Relation Extraction from Text using PATTY framework

Primary LanguagePython

PATTY

This repository is an enhanced version from the forked library. It is an implementation from the publication PATTY: A Taxonomy of Relational Patterns with Semantic Types. This implementation can have slight modification from the original paper due to limited information disclosed and the results are not guaranteed.

The goal of PATTY is given a entity labed corpus, extract entity relationships and locate patterns of sentneces for future entity extraction usage.

Requirements

PATTY requires python 3.5+ to run. All external libraries are specified within the requirements.txt file.

python3 -m venv .venv
pip install -r requirements.txt

Run

PATTY requires two user input information: entity and corpus data.
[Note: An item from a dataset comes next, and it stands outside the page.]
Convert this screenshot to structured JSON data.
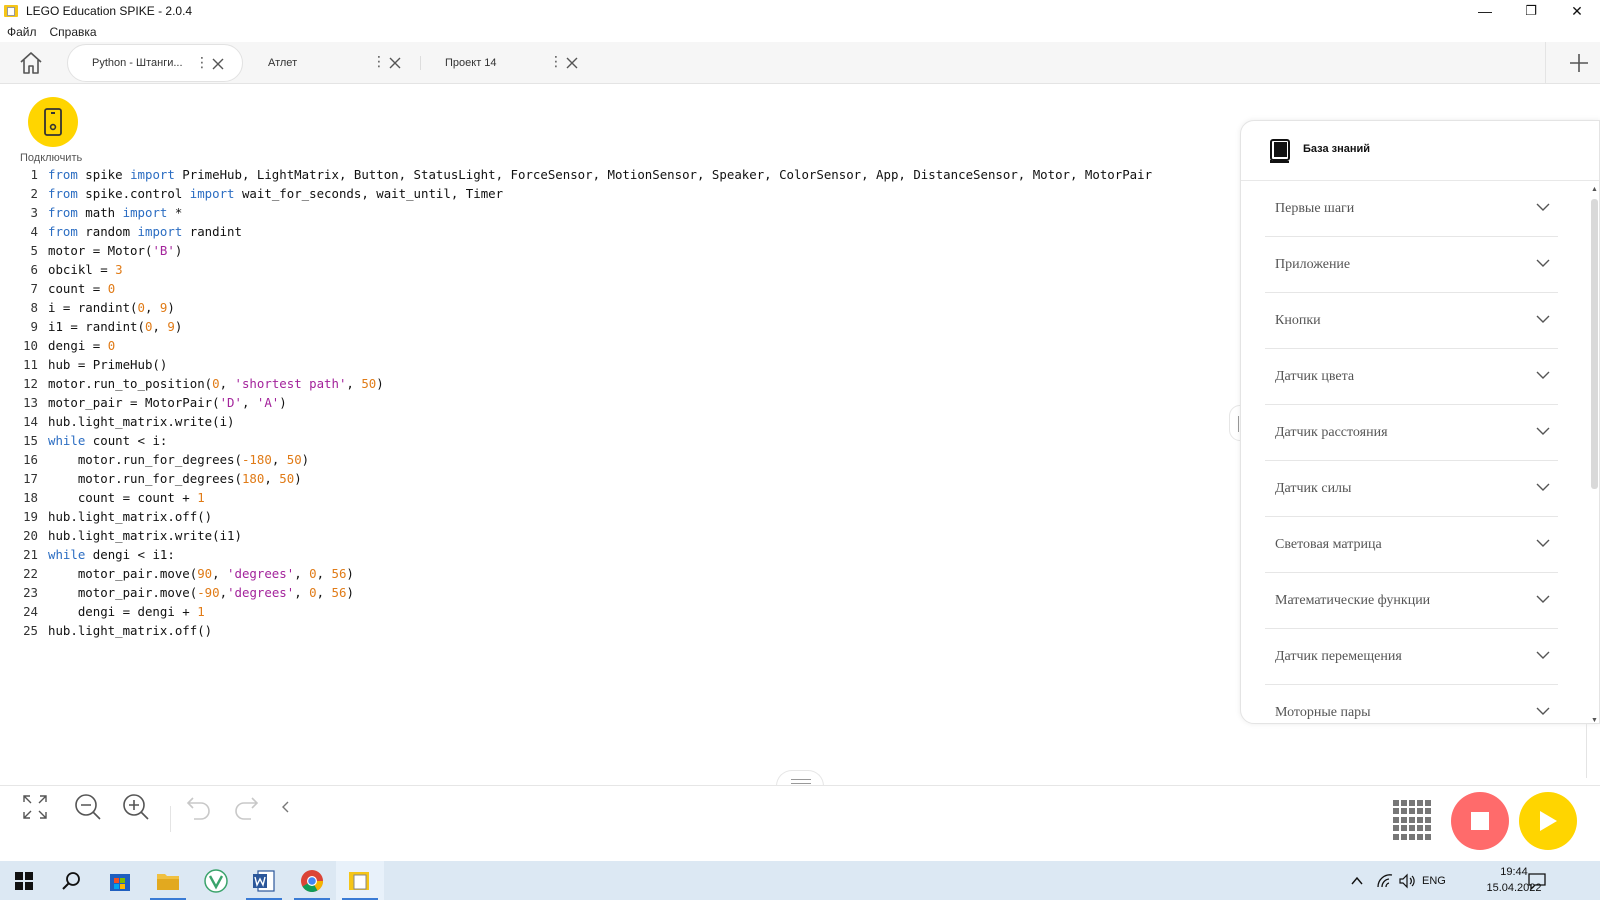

  • entity: located in src/entity.py, it specifies the entities that were to be extracted and appears in the corpus
  • data: data/ requires a file that follows the following structure. Each line is a document that entities are highlighted by appending <Entity>_ in front.
PERSON_Tom_Thabane resigned in DATE_October_last_year to form the All Basotho Convention (ORGANIZATION_ABC), crossing the floor with NUMBER_17 members of parliament, causing constitutional monarch King PERSON_Letsie_III to dissolve parliament and call the snap election.

To execute the program, run:

cd src
python main $DATA_ROOT $CORPUS_NAME

Output

All output files are in binary for the intrest of data size and machine readability. It can be transformed into text by running transform.sh in the data/ folder.

./transform.sh